Ante el solapado ambiente social y de cultura de plaza de mercado que se vivía en casi todas las poblaciones hispanoamericanas, las realidades de una ciudad como París resultaban fascinantes, propicias para la existencia mundana y la constatación del carácter propio del ser humano residente en una urbe.

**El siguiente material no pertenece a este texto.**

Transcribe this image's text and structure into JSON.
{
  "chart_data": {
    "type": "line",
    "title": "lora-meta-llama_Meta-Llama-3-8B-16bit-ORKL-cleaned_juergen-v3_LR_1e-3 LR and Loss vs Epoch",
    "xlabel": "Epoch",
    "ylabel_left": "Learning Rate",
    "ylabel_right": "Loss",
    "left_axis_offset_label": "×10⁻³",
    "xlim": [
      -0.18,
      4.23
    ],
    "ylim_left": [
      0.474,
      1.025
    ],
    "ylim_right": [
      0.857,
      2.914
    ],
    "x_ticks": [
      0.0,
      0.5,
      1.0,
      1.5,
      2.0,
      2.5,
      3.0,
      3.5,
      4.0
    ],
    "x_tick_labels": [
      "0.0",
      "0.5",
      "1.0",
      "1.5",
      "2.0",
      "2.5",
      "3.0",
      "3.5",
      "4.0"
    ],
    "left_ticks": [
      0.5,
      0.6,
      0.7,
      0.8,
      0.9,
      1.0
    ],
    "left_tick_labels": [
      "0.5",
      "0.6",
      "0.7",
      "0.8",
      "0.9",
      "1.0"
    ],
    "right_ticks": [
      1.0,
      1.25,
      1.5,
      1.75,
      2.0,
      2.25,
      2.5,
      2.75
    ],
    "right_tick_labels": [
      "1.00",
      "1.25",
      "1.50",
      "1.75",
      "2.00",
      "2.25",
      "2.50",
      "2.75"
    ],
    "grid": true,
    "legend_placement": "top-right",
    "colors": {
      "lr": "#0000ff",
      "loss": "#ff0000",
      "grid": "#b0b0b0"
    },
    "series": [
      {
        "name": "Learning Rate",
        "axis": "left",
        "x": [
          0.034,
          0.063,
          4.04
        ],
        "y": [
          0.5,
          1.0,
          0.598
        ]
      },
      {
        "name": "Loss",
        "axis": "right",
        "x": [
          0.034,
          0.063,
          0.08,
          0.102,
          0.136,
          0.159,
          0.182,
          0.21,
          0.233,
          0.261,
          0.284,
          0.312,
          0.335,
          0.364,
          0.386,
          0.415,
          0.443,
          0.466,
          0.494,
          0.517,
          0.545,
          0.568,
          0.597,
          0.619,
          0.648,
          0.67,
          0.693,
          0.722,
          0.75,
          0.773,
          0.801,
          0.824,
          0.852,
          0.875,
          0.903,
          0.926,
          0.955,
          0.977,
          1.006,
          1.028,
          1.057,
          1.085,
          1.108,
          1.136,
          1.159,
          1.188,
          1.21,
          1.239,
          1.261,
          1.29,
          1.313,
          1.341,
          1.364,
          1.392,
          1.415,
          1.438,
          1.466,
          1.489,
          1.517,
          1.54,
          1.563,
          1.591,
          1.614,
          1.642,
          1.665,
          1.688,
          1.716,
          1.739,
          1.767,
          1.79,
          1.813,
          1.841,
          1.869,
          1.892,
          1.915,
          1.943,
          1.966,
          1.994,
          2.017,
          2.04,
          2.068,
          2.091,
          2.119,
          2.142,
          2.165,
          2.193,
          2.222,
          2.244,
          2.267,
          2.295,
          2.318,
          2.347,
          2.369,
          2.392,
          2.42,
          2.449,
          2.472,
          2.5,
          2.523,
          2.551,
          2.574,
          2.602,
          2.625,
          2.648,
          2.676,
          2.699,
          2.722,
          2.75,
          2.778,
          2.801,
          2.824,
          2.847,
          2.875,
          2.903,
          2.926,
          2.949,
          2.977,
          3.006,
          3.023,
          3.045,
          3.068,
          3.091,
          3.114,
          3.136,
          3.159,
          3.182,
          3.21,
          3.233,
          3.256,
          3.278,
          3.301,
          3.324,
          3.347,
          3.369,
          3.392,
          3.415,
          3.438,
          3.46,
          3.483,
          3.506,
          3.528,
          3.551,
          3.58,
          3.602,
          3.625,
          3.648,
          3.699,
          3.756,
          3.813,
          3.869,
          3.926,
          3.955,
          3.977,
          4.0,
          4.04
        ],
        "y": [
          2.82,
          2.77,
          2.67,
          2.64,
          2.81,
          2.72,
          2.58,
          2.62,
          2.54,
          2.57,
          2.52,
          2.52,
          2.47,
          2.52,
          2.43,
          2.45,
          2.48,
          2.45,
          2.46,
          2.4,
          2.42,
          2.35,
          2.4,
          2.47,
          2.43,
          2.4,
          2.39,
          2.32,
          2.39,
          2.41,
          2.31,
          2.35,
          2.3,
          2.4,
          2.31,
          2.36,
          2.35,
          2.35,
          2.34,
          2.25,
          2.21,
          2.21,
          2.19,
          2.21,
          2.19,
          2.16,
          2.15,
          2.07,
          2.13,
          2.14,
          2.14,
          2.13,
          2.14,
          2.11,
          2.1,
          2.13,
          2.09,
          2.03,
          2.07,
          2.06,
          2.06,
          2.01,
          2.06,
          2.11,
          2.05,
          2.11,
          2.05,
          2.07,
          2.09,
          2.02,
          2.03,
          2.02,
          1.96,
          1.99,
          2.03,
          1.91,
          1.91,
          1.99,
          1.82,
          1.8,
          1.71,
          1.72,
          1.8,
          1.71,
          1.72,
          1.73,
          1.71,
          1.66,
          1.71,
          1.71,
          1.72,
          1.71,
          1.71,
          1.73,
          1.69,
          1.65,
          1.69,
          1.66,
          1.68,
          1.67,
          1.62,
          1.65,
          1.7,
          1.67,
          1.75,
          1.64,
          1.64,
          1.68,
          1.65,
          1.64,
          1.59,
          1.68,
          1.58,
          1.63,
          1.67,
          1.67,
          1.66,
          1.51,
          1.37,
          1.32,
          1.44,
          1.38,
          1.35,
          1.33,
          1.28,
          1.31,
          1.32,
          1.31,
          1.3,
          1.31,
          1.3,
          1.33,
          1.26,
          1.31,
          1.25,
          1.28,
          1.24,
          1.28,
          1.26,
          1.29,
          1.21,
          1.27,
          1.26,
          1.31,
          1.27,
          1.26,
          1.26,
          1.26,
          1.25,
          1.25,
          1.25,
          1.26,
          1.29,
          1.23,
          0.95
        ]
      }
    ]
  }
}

Es indudable que, por ese entonces, el mundo en casi todas sus nociones ciudadanas se recogía en ella. Y sus artistas, tanto como aquellos que se hacían adoptar por ella, habían contribuido con sus creaciones para el brillo del amplio espectro de sus laberintos y encantos urbanos tangibles e intangibles. Uno de quienes asumieron el peso significante de vivir el trajín y los efectos del mismo en un ambiente como el propiciado por París, fue Charles Baudelaire, su obra poética, así como sus ensayos sobre arte y demás artículos periodísticos permiten tal aseveración. Su escritura explora y recoge los síntomas nerviosos, íntimos y sociales de su tiempo, a tal punto que lo convierten en un arquetipo literario, símbolo de una época y de una condición humana.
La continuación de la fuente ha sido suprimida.